Akibat salah konsep, pola pikir yang salah, maka orang menjadi keliru dalam melihat temuan audit. Temuan audit artinya orang melanggar, sehingga konotasinya menjadi negatif, temuan audit seolah menjadi aib. Padahal temuan audit adalah bicara mengenai informasi kelemahan sistem. Misalnya:

  • Temuan audit: orang tidak mengikuti prosedur. Kita perlu melihat lebih jauh apa yang membuat orang tidak mengikuti prosedur? apakah prosedurnya sudah disosialisasikan merata? apakah orangnya tidak paham? atau prosedurnya terlalu merepotkan, tidak sesuai dengan kondisi aktual di lapangan? Atau ada masalah budaya displin yang tidak baik sebagai akibat lemahnya kontrol pada perusahaan. Bosnya ada di situ melihat orang melanggar tetapi diam saja?
  • Temuan audit: orang melakukan penyimpangan, harga pembelian di mark-up. Pemimpin perlu melihat mengapa bisa terjadi mark-up? Terjadinya mark up selain karena attitude, ada juga unsur kelemahan sistem. Karena fokus kita di sistem, kemudian kita melakukan perbaikan untuk menutup kelemahan sistem. Misalnya dari sistem mencari 3 pembanding (masih ada potensi mark-up yang dilakukan dengan mengatur harga dari 3 pembanding) ke sistem price reference yang didapat dari harga pasar.
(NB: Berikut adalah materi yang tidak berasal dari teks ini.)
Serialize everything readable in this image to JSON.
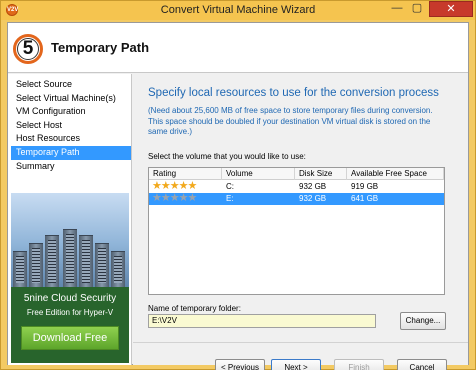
{
  "window": {
    "title": "Convert Virtual Machine Wizard",
    "app_icon_text": "V2V",
    "minimize_glyph": "—",
    "maximize_glyph": "▢",
    "close_glyph": "✕"
  },
  "header": {
    "step_number": "5",
    "title": "Temporary Path"
  },
  "sidebar": {
    "items": [
      {
        "label": "Select Source",
        "active": false
      },
      {
        "label": "Select Virtual Machine(s)",
        "active": false
      },
      {
        "label": "VM Configuration",
        "active": false
      },
      {
        "label": "Select Host",
        "active": false
      },
      {
        "label": "Host Resources",
        "active": false
      },
      {
        "label": "Temporary Path",
        "active": true
      },
      {
        "label": "Summary",
        "active": false
      }
    ],
    "promo": {
      "line1": "5nine Cloud Security",
      "line2": "Free Edition for Hyper-V",
      "button_label": "Download Free"
    }
  },
  "main": {
    "heading": "Specify local resources to use for the conversion process",
    "note": "(Need about 25,600 MB of free space to store temporary files during conversion. This space should be doubled if your destination VM virtual disk is stored on the same drive.)",
    "select_label": "Select the volume that you would like to use:",
    "table": {
      "columns": [
        "Rating",
        "Volume",
        "Disk Size",
        "Available Free Space"
      ],
      "rows": [
        {
          "rating": 5,
          "volume": "C:",
          "disk_size": "932 GB",
          "free_space": "919 GB",
          "selected": false
        },
        {
          "rating": 5,
          "volume": "E:",
          "disk_size": "932 GB",
          "free_space": "641 GB",
          "selected": true
        }
      ]
    },
    "folder_label": "Name of temporary folder:",
    "folder_value": "E:\\V2V",
    "change_button": "Change..."
  },
  "footer": {
    "back_label": "< Previous",
    "next_label": "Next >",
    "finish_label": "Finish",
    "cancel_label": "Cancel"
  },
  "colors": {
    "title_bar": "#f5c44f",
    "selection": "#3399ff",
    "heading_text": "#1f68b3",
    "star_gold": "#f2a91c",
    "star_gray": "#9aa3ad",
    "promo_green": "#28642c"
  }
}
Jadi jelas bahwa fungsi internal audit adalah melihat kelemahan sistem untuk kemudian sistem diperbaiki.

Ketika Pola pikir kita diubah, dari audit memeriksa orang menjadi audit memeriksa sistem, maka reaksi orang pun akan menjadi berbeda. Sasaran tembaknya sistem bukan orang, jadi bukan menyalahkan saya, tetapi menyalahkan sistem.

Auditor juga bisa berdiskusi dengan Auditee (fungsi yang diaudit) untuk mencari solusi perbaikan sistem. Lalu ketika sistem diperbaiki, kerja menjadi lebih nyaman, lebih efisien, kesalahan berkurang, kinerja meningkat, siapa yang diuntungkan? Auditor atau Auditee? Tentunya Auditee (fungsi yang diaudit) yang akan menikmati hasil setelah perbaikan, termasuk bisa berdampak pada penilaian kinerja individu.
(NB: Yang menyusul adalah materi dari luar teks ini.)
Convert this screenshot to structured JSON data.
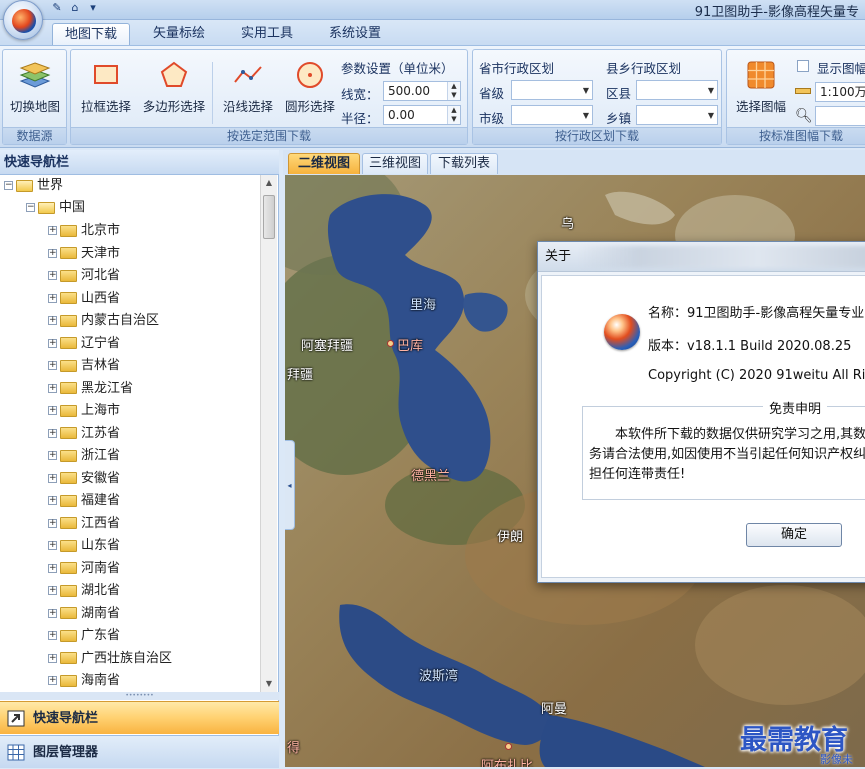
{
  "app": {
    "title": "91卫图助手-影像高程矢量专"
  },
  "ribbon_tabs": [
    "地图下载",
    "矢量标绘",
    "实用工具",
    "系统设置"
  ],
  "ribbon": {
    "data_source": {
      "switch_map": "切换地图",
      "group_label": "数据源"
    },
    "range": {
      "rect_select": "拉框选择",
      "polygon_select": "多边形选择",
      "line_select": "沿线选择",
      "circle_select": "圆形选择",
      "params_title": "参数设置（单位米）",
      "line_width_label": "线宽：",
      "line_width_value": "500.00",
      "radius_label": "半径：",
      "radius_value": "0.00",
      "group_label": "按选定范围下载"
    },
    "admin": {
      "province_city_title": "省市行政区划",
      "province_label": "省级",
      "city_label": "市级",
      "county_title": "县乡行政区划",
      "county_label": "区县",
      "town_label": "乡镇",
      "group_label": "按行政区划下载"
    },
    "sheet": {
      "select_sheet": "选择图幅",
      "show_sheet": "显示图幅",
      "scale_value": "1:100万",
      "group_label": "按标准图幅下载"
    }
  },
  "left_panel": {
    "title": "快速导航栏",
    "tree": {
      "root": "世界",
      "country": "中国",
      "provinces": [
        "北京市",
        "天津市",
        "河北省",
        "山西省",
        "内蒙古自治区",
        "辽宁省",
        "吉林省",
        "黑龙江省",
        "上海市",
        "江苏省",
        "浙江省",
        "安徽省",
        "福建省",
        "江西省",
        "山东省",
        "河南省",
        "湖北省",
        "湖南省",
        "广东省",
        "广西壮族自治区",
        "海南省"
      ]
    },
    "nav_items": [
      "快速导航栏",
      "图层管理器"
    ]
  },
  "map_tabs": [
    "二维视图",
    "三维视图",
    "下载列表"
  ],
  "map_labels": {
    "caspian_sea": "里海",
    "azerbaijan": "阿塞拜疆",
    "azerbaijan_partial": "拜疆",
    "baku": "巴库",
    "tehran": "德黑兰",
    "iran": "伊朗",
    "persian_gulf": "波斯湾",
    "oman": "阿曼",
    "uzbekistan_partial": "乌",
    "bottom_left_partial": "得",
    "bottom_city_partial": "阿布扎比"
  },
  "about_dialog": {
    "title": "关于",
    "name": "名称：91卫图助手-影像高程矢量专业",
    "version": "版本：v18.1.1 Build 2020.08.25",
    "copyright": "Copyright (C) 2020  91weitu All Rig",
    "disclaimer_title": "免责申明",
    "disclaimer_lines": [
      "　　本软件所下载的数据仅供研究学习之用,其数",
      "务请合法使用,如因使用不当引起任何知识产权纠",
      "担任何连带责任!"
    ],
    "ok_button": "确定"
  },
  "watermark": {
    "main": "最需教育",
    "sub": "影像未"
  }
}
Lalu apa untungnya Auditor? Auditor mendapat pahala karena berhasil membantu auditee (fungsi yang diaudit) menjadi lebih baik dan juga mendapat thank you :)

Jadi masih berpikir bahwa temuan audit itu adalah aib? atau anugerah? Just change your mindset so that: you, your team, your boss, your owner will think positive, thank God for the audit finding

Baca juga:

——

Sentral Sistem merupakan Konsultan Strategi Manajemen yang fokus pada Peningkatan Kinerja Perusahaan, yakni Kinerja Bisnis, Mutu, Produktivitas, Kesehatan Keselamatan Kerja (K3) dan Lingkungan. Servis lainnya berupa konsultasi dan training ISO 9001, ISO 14001, OHSAS 18001, IATF 16949, ISO 17025, ISO 13485, ISO 27001, ISO 50001, ISO 22000, GMP, AS 9100, AS 9120, dll. Hubungi kami di sini atau telepon 021-29067201-3.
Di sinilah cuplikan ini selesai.